Suppose you need something from a federal agency. So you call, maybe ask a couple of questions; then you go along your merry way. You forget all about it until, weeks later, you learn that the agency has been monitoring all of your subsequent calls, compiling information on who you talked to and for how long, what products you bought and which businesses you dealt with—all without your knowledge.

Sound far-fetched? Well, that’s what the U.S. Customs Service, Federal Emergency Management Agency and several other government agencies have been doing in recent months, except that rather than secretly bugging phones, they’ve been surreptitiously tracking the online behavior of users of government Web sites. The practice is a likely violation of the federal laws concerning electronic surveillance of private citizens, and it is certainly in direct contradiction of the Clinton administration’s stated policy. Yet when the practice was made public in a General Accounting Office report released Oct. 20, it generated little media attention and even less public outcry.

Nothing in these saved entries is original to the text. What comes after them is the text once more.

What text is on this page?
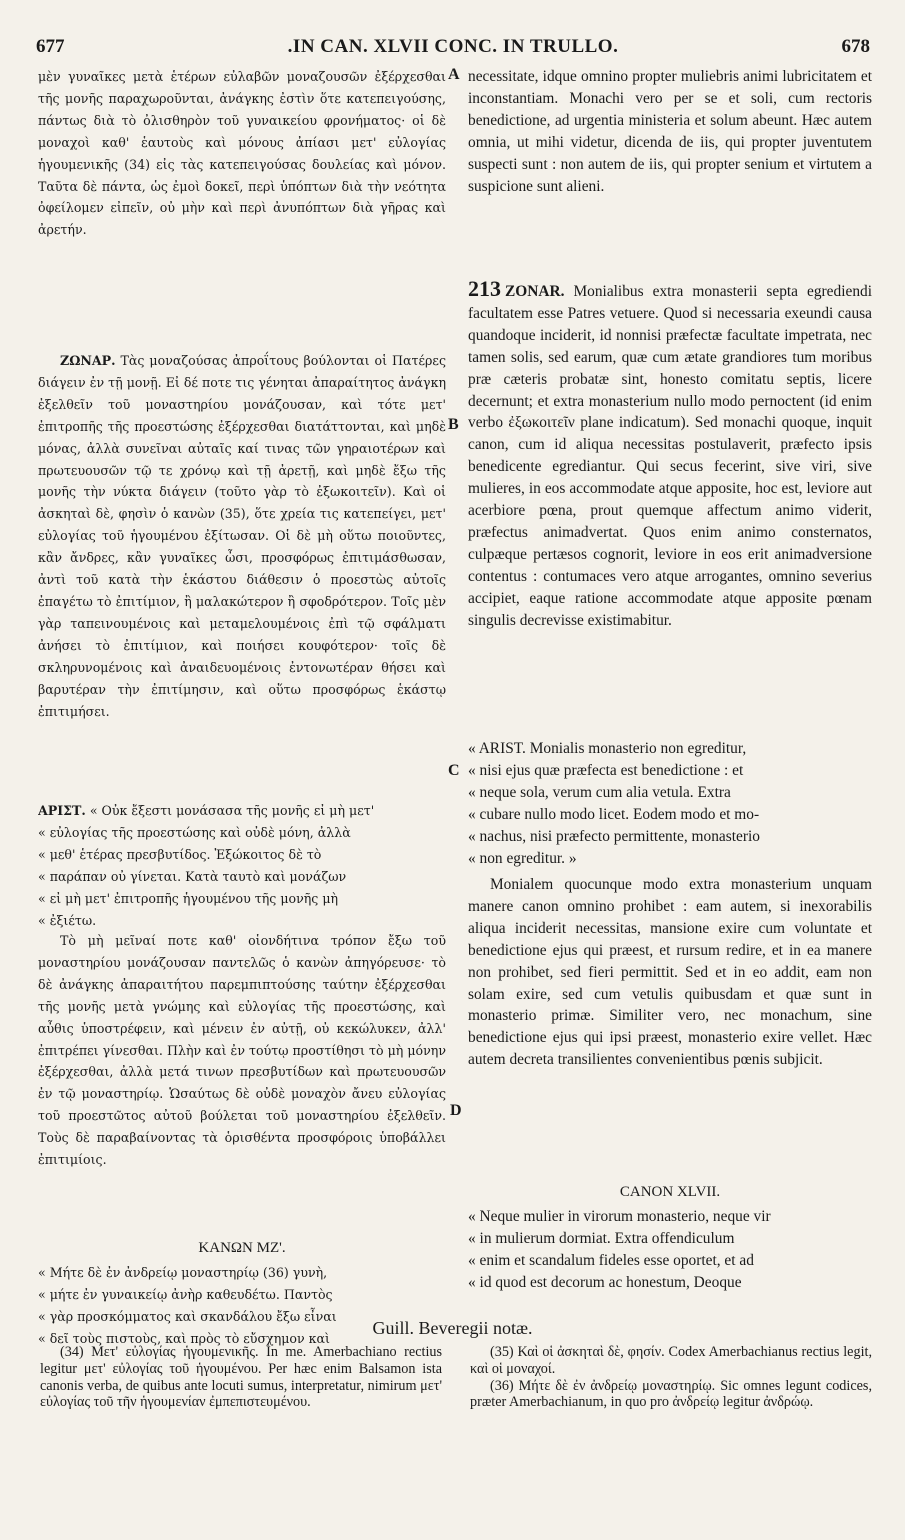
677	.IN CAN. XLVII CONC. IN TRULLO.	678

μὲν γυναῖκες μετὰ ἑτέρων εὐλαβῶν μοναζουσῶν ἐξέρχεσθαι τῆς μονῆς παραχωροῦνται, ἀνάγκης ἐστὶν ὅτε κατεπειγούσης, πάντως διὰ τὸ ὀλισθηρὸν τοῦ γυναικείου φρονήματος· οἱ δὲ μοναχοὶ καθ' ἑαυτοὺς καὶ μόνους ἀπίασι μετ' εὐλογίας ἡγουμενικῆς (34) εἰς τὰς κατεπειγούσας δουλείας καὶ μόνον. Ταῦτα δὲ πάντα, ὡς ἐμοὶ δοκεῖ, περὶ ὑπόπτων διὰ τὴν νεότητα ὀφείλομεν εἰπεῖν, οὐ μὴν καὶ περὶ ἀνυπόπτων διὰ γῆρας καὶ ἀρετήν.

ΖΩΝΑΡ. Τὰς μοναζούσας ἀπροΐτους βούλονται οἱ Πατέρες διάγειν ἐν τῇ μονῇ. Εἰ δέ ποτε τις γένηται ἀπαραίτητος ἀνάγκη ἐξελθεῖν τοῦ μοναστηρίου μονάζουσαν, καὶ τότε μετ' ἐπιτροπῆς τῆς προεστώσης ἐξέρχεσθαι διατάττονται, καὶ μηδὲ μόνας, ἀλλὰ συνεῖναι αὐταῖς καί τινας τῶν γηραιοτέρων καὶ πρωτευουσῶν τῷ τε χρόνῳ καὶ τῇ ἀρετῇ, καὶ μηδὲ ἔξω τῆς μονῆς τὴν νύκτα διάγειν (τοῦτο γὰρ τὸ ἐξωκοιτεῖν). Καὶ οἱ ἀσκηταὶ δὲ, φησὶν ὁ κανὼν (35), ὅτε χρεία τις κατεπείγει, μετ' εὐλογίας τοῦ ἡγουμένου ἐξίτωσαν. Οἱ δὲ μὴ οὕτω ποιοῦντες, κἂν ἄνδρες, κἂν γυναῖκες ὦσι, προσφόρως ἐπιτιμάσθωσαν, ἀντὶ τοῦ κατὰ τὴν ἑκάστου διάθεσιν ὁ προεστὼς αὐτοῖς ἐπαγέτω τὸ ἐπιτίμιον, ἢ μαλακώτερον ἢ σφοδρότερον. Τοῖς μὲν γὰρ ταπεινουμένοις καὶ μεταμελουμένοις ἐπὶ τῷ σφάλματι ἀνήσει τὸ ἐπιτίμιον, καὶ ποιήσει κουφότερον· τοῖς δὲ σκληρυνομένοις καὶ ἀναιδευομένοις ἐντονωτέραν θήσει καὶ βαρυτέραν τὴν ἐπιτίμησιν, καὶ οὕτω προσφόρως ἑκάστῳ ἐπιτιμήσει.

ΑΡΙΣΤ. « Οὐκ ἔξεστι μονάσασα τῆς μονῆς εἰ μὴ μετ'
« εὐλογίας τῆς προεστώσης καὶ οὐδὲ μόνη, ἀλλὰ
« μεθ' ἑτέρας πρεσβυτίδος. Ἐξώκοιτος δὲ τὸ
« παράπαν οὐ γίνεται. Κατὰ ταυτὸ καὶ μονάζων
« εἰ μὴ μετ' ἐπιτροπῆς ἡγουμένου τῆς μονῆς μὴ
« ἐξιέτω.

Τὸ μὴ μεῖναί ποτε καθ' οἱονδήτινα τρόπον ἔξω τοῦ μοναστηρίου μονάζουσαν παντελῶς ὁ κανὼν ἀπηγόρευσε· τὸ δὲ ἀνάγκης ἀπαραιτήτου παρεμπιπτούσης ταύτην ἐξέρχεσθαι τῆς μονῆς μετὰ γνώμης καὶ εὐλογίας τῆς προεστώσης, καὶ αὖθις ὑποστρέφειν, καὶ μένειν ἐν αὐτῇ, οὐ κεκώλυκεν, ἀλλ' ἐπιτρέπει γίνεσθαι. Πλὴν καὶ ἐν τούτῳ προστίθησι τὸ μὴ μόνην ἐξέρχεσθαι, ἀλλὰ μετά τινων πρεσβυτίδων καὶ πρωτευουσῶν ἐν τῷ μοναστηρίῳ. Ὡσαύτως δὲ οὐδὲ μοναχὸν ἄνευ εὐλογίας τοῦ προεστῶτος αὐτοῦ βούλεται τοῦ μοναστηρίου ἐξελθεῖν. Τοὺς δὲ παραβαίνοντας τὰ ὁρισθέντα προσφόροις ὑποβάλλει ἐπιτιμίοις.

ΚΑΝΩΝ ΜΖ'.

« Μήτε δὲ ἐν ἀνδρείῳ μοναστηρίῳ (36) γυνὴ,
« μήτε ἐν γυναικείῳ ἀνὴρ καθευδέτω. Παντὸς
« γὰρ προσκόμματος καὶ σκανδάλου ἔξω εἶναι
« δεῖ τοὺς πιστοὺς, καὶ πρὸς τὸ εὔσχημον καὶ
A
B
C
D

necessitate, idque omnino propter muliebris animi lubricitatem et inconstantiam. Monachi vero per se et soli, cum rectoris benedictione, ad urgentia ministeria et solum abeunt. Hæc autem omnia, ut mihi videtur, dicenda de iis, qui propter juventutem suspecti sunt : non autem de iis, qui propter senium et virtutem a suspicione sunt alieni.

213 ZONAR. Monialibus extra monasterii septa egrediendi facultatem esse Patres vetuere. Quod si necessaria exeundi causa quandoque inciderit, id nonnisi præfectæ facultate impetrata, nec tamen solis, sed earum, quæ cum ætate grandiores tum moribus præ cæteris probatæ sint, honesto comitatu septis, licere decernunt; et extra monasterium nullo modo pernoctent (id enim verbo ἐξωκοιτεῖν plane indicatum). Sed monachi quoque, inquit canon, cum id aliqua necessitas postulaverit, præfecto ipsis benedicente egrediantur. Qui secus fecerint, sive viri, sive mulieres, in eos accommodate atque apposite, hoc est, leviore aut acerbiore pœna, prout quemque affectum animo viderit, præfectus animadvertat. Quos enim animo consternatos, culpæque pertæsos cognorit, leviore in eos erit animadversione contentus : contumaces vero atque arrogantes, omnino severius accipiet, eaque ratione accommodate atque apposite pœnam singulis decrevisse existimabitur.

« ARIST. Monialis monasterio non egreditur,
« nisi ejus quæ præfecta est benedictione : et
« neque sola, verum cum alia vetula. Extra
« cubare nullo modo licet. Eodem modo et mo-
« nachus, nisi præfecto permittente, monasterio
« non egreditur. »

Monialem quocunque modo extra monasterium unquam manere canon omnino prohibet : eam autem, si inexorabilis aliqua inciderit necessitas, mansione exire cum voluntate et benedictione ejus qui præest, et rursum redire, et in ea manere non prohibet, sed fieri permittit. Sed et in eo addit, eam non solam exire, sed cum vetulis quibusdam et quæ sunt in monasterio primæ. Similiter vero, nec monachum, sine benedictione ejus qui ipsi præest, monasterio exire vellet. Hæc autem decreta transilientes convenientibus pœnis subjicit.

CANON XLVII.

« Neque mulier in virorum monasterio, neque vir
« in mulierum dormiat. Extra offendiculum
« enim et scandalum fideles esse oportet, et ad
« id quod est decorum ac honestum, Deoque
Guill. Beveregii notæ.

(34) Μετ' εὐλογίας ἡγουμενικῆς. In me. Amerbachiano rectius legitur μετ' εὐλογίας τοῦ ἡγουμένου. Per hæc enim Balsamon ista canonis verba, de quibus ante locuti sumus, interpretatur, nimirum μετ' εὐλογίας τοῦ τῆν ἡγουμενίαν ἐμπεπιστευμένου.

(35) Καὶ οἱ ἀσκηταὶ δὲ, φησίν. Codex Amerbachianus rectius legit, καὶ οἱ μοναχοί.

(36) Μήτε δὲ ἐν ἀνδρείῳ μοναστηρίῳ. Sic omnes legunt codices, præter Amerbachianum, in quo pro ἀνδρείῳ legitur ἀνδρώῳ.
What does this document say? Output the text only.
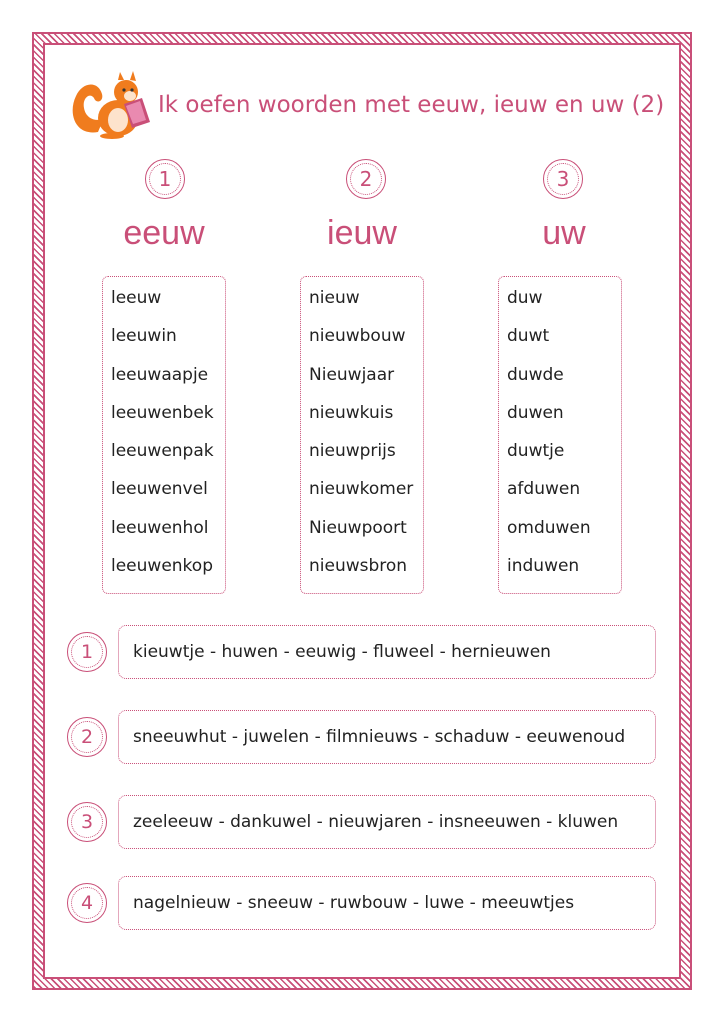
Ik oefen woorden met eeuw, ieuw en uw (2)
1
eeuw
leeuw
leeuwin
leeuwaapje
leeuwenbek
leeuwenpak
leeuwenvel
leeuwenhol
leeuwenkop
2
ieuw
nieuw
nieuwbouw
Nieuwjaar
nieuwkuis
nieuwprijs
nieuwkomer
Nieuwpoort
nieuwsbron
3
uw
duw
duwt
duwde
duwen
duwtje
afduwen
omduwen
induwen
1 kieuwtje - huwen - eeuwig - fluweel - hernieuwen
2 sneeuwhut - juwelen - filmnieuws - schaduw - eeuwenoud
3 zeeleeuw - dankuwel - nieuwjaren - insneeuwen - kluwen
4 nagelnieuw - sneeuw - ruwbouw - luwe - meeuwtjes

That needs to change, because unless the offending agencies are called on the carpet for this, the good folks running our federal government might get the idea that spying on private citizens is all right—so long as you do it on the Internet. As more and more of our personal communications, business dealings and leisure activities take place online, it must be made clear that this kind of spying is completely unacceptable.

Part of the reason this issue hasn’t gotten much attention is probably that, for the most part, only the techno geeks understand what was done. So perhaps an explanation is in order: What the government did was set up certain Web sites—the Customs Service, FEMA, Federal Aviation Administration, the Office of National Drug Control Policy and others—to attach files to visitors’ browsers. These kinds of files are called “cookies,” and many private Web sites use them to track movements within the site and to recognize return visitors. But another, more controversial type of cookie can track visitors’ movements across different Web sites over time, and that’s just what 13 federal agencies have been doing, without their visitors’ knowledge, even though administration policy states that no federal Web site may attach cookies without clear and conspicuous notice to visitors. In at least one case, the information was then provided to a private company.

This can’t be allowed to continue. With the Internet set to become an ever-increasing part of our public and private lives, we need to be sure that online communications are granted the same protections as private telephone calls and personal mail. The federal government should be taking the lead in guaranteeing—not undermining—these rights.